Friday, October 4, 2013

Every Asylum Seeker has a name

What do you think of the term 'boat people'? Note I didn't ask what you think of refugees, but the term itself. When you see or hear the term 'boat people', what immediately comes to mind?

For me, it's boats. Makes sense really. That's the first word. People, used almost as an afterthought.

So I think of boats - not people, not faces, not names and not stories. Boats.

I don't stop with boats. The people, the faces, the names and the stories follow afterwards. But my guess is I'm not the only person whose initial thought when faced with the term 'boat people' is boats.

And I don't think that's an accident.

The Guy Sebastian song, 'Get Along' contains the lyrics, 'And it's easy when they're faceless, to hate the other side.'

It's not only easy to hate people when they're faceless, it's harder to show compassion. We humans may not seem like it at times, but we really do care about other humans - that is when we see their faces, learn their names and hear their stories. Some may show more empathy than others. But the person who can look into someone's eyes and hear their story of suffering or pain or loss and not be moved in any way is rare.

But if we generally care about individuals we're not so good about caring about strangers - particularly groups of strangers - whose names we don't know, whose faces we haven't seen and whose stories we haven't heard.

It's like the natural inclination to care about other humans stops - perhaps because in some way we stop seeing them as humans - or at least as humans the same as us. We've been doing it for hundreds of years. We say they're not like us - not civilised like us or not Christian like us or not intelligent like us or not feeling like us. We turn them into groups with labels, rather than seeing them as individuals. We refuse to hear their stories. We refuse to learn their names. We refuse to look into their faces.

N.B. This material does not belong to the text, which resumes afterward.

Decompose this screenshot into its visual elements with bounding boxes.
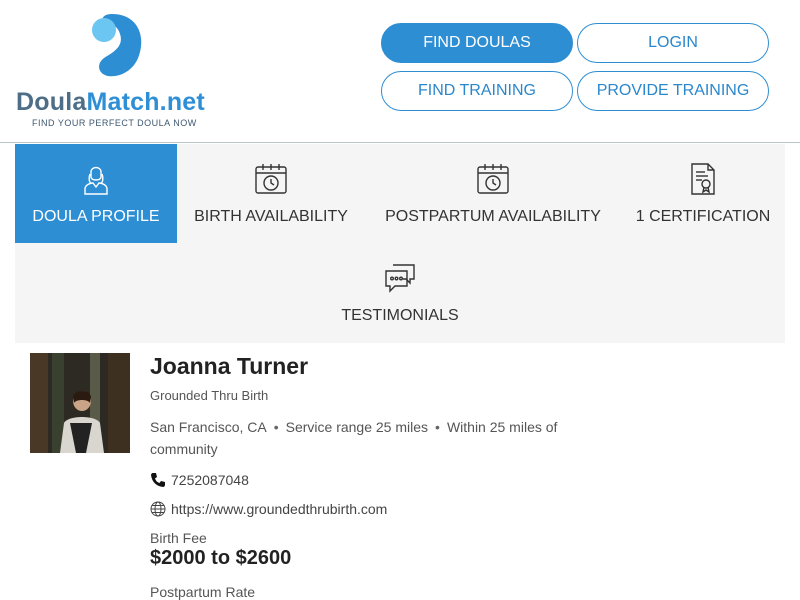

And the more removed we are from those names and those faces and those stories, the easier it is not to care.

So how much easier is it to turn away from the plight of refugees when we see 'boats' rather than people? A boat is a thing, a mode of transport, a problem, a threat. A boat deserves no compassion, no empathy.

Those boats are filled with people - but it's so hard to care about those people when their names and their faces and their stories remain hidden from us.

The Gosford Anglican Church has had some very good signs up recently. But this one I think is my favourite:



Every Asylum Seeker has a name.

We may not ever learn their names. We may bundle them altogether in one group called 'boat people' and replace images of their faces with images of boats in our head. But their names don't disappear just because we give them a number and turn them into a statistic. Their faces don't become blurry just because we label them 'boat people'. And their stories aren't erased just because we haven't heard them.

And chances are - human nature being what it is - if we learnt their names and saw their faces and heard their stories, we would care.

So let's care anyway - as if we had learnt their names and seen their faces and heard those stories. Because those names and those faces and those stories still exist - even if we do try and hide them behind the term 'boat people'.